Phase 4: Impact Assessment
Evaluate all known R values against the corrected Omega_Lambda target.
Results
Omega_Lambda Evolution
| Epoch | a | Omega_Lambda | Omega_m |
|---|---|---|---|
| Matter-radiation equality | 0.0003 | ~0 | ~1 |
| Recombination | 0.0009 | ~0 | ~1 |
| Reionization (z=10) | 0.091 | 0.0016 | 0.998 |
| Peak structure (z=2) | 0.333 | 0.075 | 0.925 |
| z=1 | 0.500 | 0.213 | 0.787 |
| z=0.5 | 0.667 | 0.392 | 0.608 |
| Today (z=0) | 1.000 | 0.685 | 0.315 |
Matter-Lambda equality: a = 0.772, z = 0.30 (Omega_Lambda = Omega_m = 0.500)

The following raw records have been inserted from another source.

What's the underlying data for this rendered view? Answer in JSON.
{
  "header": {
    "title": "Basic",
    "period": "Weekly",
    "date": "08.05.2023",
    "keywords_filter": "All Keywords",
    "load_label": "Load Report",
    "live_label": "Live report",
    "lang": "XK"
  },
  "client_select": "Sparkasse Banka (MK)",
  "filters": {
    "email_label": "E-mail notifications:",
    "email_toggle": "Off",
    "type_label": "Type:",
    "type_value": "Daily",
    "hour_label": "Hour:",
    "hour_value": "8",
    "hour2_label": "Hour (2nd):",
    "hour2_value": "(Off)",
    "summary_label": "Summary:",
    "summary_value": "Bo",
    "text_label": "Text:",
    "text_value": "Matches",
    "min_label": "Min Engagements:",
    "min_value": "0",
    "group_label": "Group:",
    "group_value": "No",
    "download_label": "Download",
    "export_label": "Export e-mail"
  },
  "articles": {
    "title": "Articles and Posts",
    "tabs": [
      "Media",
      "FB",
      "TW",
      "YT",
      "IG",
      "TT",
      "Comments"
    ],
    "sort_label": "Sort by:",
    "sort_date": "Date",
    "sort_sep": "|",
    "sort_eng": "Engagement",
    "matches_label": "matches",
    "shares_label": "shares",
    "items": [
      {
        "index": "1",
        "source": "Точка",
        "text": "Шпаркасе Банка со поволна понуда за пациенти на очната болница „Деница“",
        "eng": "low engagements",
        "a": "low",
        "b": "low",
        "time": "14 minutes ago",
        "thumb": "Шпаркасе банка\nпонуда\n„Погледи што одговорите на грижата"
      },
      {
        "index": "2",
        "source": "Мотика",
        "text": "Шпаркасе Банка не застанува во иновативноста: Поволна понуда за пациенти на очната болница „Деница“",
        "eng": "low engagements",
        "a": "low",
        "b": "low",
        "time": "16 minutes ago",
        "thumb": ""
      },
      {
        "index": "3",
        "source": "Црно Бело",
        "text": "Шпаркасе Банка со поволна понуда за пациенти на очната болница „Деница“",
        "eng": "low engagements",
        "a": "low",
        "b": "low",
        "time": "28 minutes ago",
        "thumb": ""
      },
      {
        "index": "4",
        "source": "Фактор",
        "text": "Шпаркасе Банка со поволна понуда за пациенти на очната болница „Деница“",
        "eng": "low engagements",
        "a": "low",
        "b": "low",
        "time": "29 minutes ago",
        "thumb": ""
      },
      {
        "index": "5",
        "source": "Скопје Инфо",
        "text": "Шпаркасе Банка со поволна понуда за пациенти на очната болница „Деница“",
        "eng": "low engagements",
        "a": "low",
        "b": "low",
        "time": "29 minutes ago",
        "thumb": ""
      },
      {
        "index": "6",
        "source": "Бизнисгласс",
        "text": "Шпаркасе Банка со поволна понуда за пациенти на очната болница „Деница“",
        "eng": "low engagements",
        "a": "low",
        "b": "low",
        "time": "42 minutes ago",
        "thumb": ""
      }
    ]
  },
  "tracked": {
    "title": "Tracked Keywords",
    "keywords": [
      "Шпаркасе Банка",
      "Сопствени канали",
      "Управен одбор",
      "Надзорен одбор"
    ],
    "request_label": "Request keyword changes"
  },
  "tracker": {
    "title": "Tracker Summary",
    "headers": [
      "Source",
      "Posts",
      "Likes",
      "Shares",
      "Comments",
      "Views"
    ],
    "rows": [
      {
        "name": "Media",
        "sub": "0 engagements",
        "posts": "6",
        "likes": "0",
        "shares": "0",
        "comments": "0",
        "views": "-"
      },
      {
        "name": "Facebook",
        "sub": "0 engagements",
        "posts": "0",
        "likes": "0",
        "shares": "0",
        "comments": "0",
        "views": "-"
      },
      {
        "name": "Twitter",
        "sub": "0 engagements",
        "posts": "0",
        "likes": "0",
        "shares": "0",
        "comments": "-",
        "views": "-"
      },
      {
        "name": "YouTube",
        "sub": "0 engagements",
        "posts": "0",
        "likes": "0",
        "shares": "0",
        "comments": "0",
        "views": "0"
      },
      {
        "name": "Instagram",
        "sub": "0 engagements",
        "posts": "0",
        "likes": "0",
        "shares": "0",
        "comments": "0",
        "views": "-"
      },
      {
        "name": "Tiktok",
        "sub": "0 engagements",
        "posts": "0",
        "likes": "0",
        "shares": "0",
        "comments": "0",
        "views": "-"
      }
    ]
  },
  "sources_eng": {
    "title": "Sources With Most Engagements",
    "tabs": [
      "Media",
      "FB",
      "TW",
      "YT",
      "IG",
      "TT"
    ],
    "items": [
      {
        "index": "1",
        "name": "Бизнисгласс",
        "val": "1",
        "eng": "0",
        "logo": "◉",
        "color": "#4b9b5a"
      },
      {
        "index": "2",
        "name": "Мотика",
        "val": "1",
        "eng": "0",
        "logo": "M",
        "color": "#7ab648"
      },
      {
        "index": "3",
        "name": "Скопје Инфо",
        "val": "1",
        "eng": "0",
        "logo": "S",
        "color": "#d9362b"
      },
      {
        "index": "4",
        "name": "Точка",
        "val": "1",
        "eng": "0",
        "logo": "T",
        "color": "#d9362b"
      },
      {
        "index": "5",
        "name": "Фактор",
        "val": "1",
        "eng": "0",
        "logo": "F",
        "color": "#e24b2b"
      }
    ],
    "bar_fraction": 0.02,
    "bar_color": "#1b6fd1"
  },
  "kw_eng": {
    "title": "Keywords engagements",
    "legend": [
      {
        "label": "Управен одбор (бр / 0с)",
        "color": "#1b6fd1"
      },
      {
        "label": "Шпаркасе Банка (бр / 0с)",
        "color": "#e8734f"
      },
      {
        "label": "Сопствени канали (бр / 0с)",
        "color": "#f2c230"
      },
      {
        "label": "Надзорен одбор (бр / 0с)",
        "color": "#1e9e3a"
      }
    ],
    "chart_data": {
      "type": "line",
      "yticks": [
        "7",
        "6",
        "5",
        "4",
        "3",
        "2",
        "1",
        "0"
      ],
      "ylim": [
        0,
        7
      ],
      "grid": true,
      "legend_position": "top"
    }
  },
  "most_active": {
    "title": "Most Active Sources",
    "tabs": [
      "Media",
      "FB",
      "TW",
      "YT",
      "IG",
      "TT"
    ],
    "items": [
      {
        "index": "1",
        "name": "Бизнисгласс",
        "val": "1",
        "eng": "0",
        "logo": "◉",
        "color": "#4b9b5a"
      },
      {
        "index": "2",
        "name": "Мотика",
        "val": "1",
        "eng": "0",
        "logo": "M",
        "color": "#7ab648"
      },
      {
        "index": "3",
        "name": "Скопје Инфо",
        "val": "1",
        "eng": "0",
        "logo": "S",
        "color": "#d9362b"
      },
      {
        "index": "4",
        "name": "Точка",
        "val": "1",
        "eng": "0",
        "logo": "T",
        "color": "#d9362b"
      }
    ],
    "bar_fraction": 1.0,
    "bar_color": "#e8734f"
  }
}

Time-Averaged Omega_Lambda
| Interval | <Omega_Lambda> |
|---|---|
| Full history (a=0.001 to 1) | 0.056 |
| Matter era (a=0.001 to 0.5) | 0.013 |
| Dark energy era (a=0.5 to 1) | 0.440 |
| Recent (a=0.7 to 1) | 0.559 |
| Present neighborhood (a=0.9 to 1) | 0.650 |
The time-averaged target is much lower than 0.685 because dark energy is only dominant in the recent epoch. For self-consistency at the present cosmic time, the instantaneous value Omega_Lambda(a=1) = 0.685 is the correct target.
Impact Assessment
| Scenario | R | R/Omega_Lambda | Factor off |
|---|---|---|---|
| Single scalar | 0.048 | 0.070 | 14.3x (UNDER) |
| Full SM (V2.74) | 0.360 | 0.526 | 1.90x (UNDER) |
| Full SM (V2.93) | 0.530 | 0.774 | 1.29x (UNDER) |
| Photon only (V2.76) | 1.205 | 1.759 | 1.76x (OVER) |
Goldilocks Analysis
Perfect self-consistency requires R = Omega_Lambda = 0.685, i.e., |delta|/(12 alpha) = 0.685.

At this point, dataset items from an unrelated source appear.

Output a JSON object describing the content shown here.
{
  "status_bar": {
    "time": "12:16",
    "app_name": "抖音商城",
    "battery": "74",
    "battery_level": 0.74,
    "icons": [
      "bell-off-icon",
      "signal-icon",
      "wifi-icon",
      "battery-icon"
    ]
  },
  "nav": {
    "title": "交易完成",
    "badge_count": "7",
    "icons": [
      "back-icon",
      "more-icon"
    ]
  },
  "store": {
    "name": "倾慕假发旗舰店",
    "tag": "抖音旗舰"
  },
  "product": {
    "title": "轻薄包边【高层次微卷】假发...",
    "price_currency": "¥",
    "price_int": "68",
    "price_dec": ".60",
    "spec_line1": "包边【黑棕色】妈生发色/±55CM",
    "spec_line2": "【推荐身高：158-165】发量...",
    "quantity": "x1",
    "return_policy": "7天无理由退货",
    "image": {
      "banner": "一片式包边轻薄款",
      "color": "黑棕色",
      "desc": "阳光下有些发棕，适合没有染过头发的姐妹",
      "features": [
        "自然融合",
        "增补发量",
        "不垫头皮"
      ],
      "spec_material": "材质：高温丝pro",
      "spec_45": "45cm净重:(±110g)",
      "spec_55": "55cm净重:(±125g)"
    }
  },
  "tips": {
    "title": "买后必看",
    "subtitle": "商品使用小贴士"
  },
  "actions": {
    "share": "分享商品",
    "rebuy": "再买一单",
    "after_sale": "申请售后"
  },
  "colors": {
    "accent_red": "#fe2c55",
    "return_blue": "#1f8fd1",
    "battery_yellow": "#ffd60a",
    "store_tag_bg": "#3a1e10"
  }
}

For photon delta only (|delta| = 0.689):
- Need alpha_eff = |delta|/(12 × 0.685) = 0.0838
- Photon alpha alone = 0.0476
- Extra alpha needed = 0.0362 (76% of photon alpha)

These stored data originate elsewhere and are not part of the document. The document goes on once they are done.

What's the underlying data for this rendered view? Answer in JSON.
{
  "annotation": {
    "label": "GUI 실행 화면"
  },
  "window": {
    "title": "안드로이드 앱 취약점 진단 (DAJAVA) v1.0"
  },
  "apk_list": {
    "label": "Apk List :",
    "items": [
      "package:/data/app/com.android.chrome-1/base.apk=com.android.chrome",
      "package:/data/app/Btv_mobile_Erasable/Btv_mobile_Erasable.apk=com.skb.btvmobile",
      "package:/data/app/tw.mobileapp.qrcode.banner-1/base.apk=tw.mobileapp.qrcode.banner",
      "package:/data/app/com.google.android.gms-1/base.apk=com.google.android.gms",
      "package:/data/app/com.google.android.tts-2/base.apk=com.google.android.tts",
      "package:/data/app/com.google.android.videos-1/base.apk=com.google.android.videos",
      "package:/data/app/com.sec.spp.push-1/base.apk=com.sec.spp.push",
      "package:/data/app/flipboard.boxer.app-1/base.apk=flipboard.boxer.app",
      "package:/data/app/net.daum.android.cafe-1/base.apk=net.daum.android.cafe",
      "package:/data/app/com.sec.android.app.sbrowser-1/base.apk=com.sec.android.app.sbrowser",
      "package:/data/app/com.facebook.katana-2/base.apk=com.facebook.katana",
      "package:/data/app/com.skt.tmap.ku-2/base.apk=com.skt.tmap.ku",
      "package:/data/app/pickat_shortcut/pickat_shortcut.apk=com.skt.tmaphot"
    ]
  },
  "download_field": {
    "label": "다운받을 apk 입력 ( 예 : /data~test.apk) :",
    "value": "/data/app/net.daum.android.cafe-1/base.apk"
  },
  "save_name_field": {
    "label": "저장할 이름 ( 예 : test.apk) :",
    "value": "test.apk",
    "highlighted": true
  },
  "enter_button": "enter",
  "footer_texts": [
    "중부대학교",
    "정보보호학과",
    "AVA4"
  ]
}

This extra alpha could come from partially-decoupled massive fields or non-equilibrium corrections.
Key Findings
-
The target shifts from 1.0 to 0.685. This is an exact result from the Friedmann equation — not an approximation. The self-consistency condition R = 1 only holds in pure de Sitter.
-
The SM gap narrows to factor 1.29. The corrected full SM ratio R/Omega_Lambda = 0.53/0.685 = 0.77, making the full SM self-consistency ratio within 29% of unity.
-
The photon-only overshoots by factor 1.76. With decoupling (V2.93), R_photon = 1.205 while the target is 0.685. This is worse than without the correction.
-
The truth lies between full SM and photon-only. Some intermediate field content — where a few fields are partially decoupled — could achieve R = 0.685 exactly.
-
Omega_Lambda varies dramatically with epoch. At z=2, Omega_Lambda = 0.075; at z=0, Omega_Lambda = 0.685. Self-consistency is epoch-dependent.
Implications
The Omega_Lambda correction is good news for the full SM scenario (R = 0.530 becomes 77% of target) but bad news for the photon-only scenario (overshoots by 76%). The combined picture from V2.93 + V2.94:
- If alpha decouples: R = 1.205, target = 0.685 → factor 1.76 off
- If alpha doesn’t decouple: R = 0.530, target = 0.685 → factor 1.29 off
The most promising path to closing the gap is non-equilibrium corrections (V2.95) or viscous effects (V2.96), which could modify R_eff in either direction.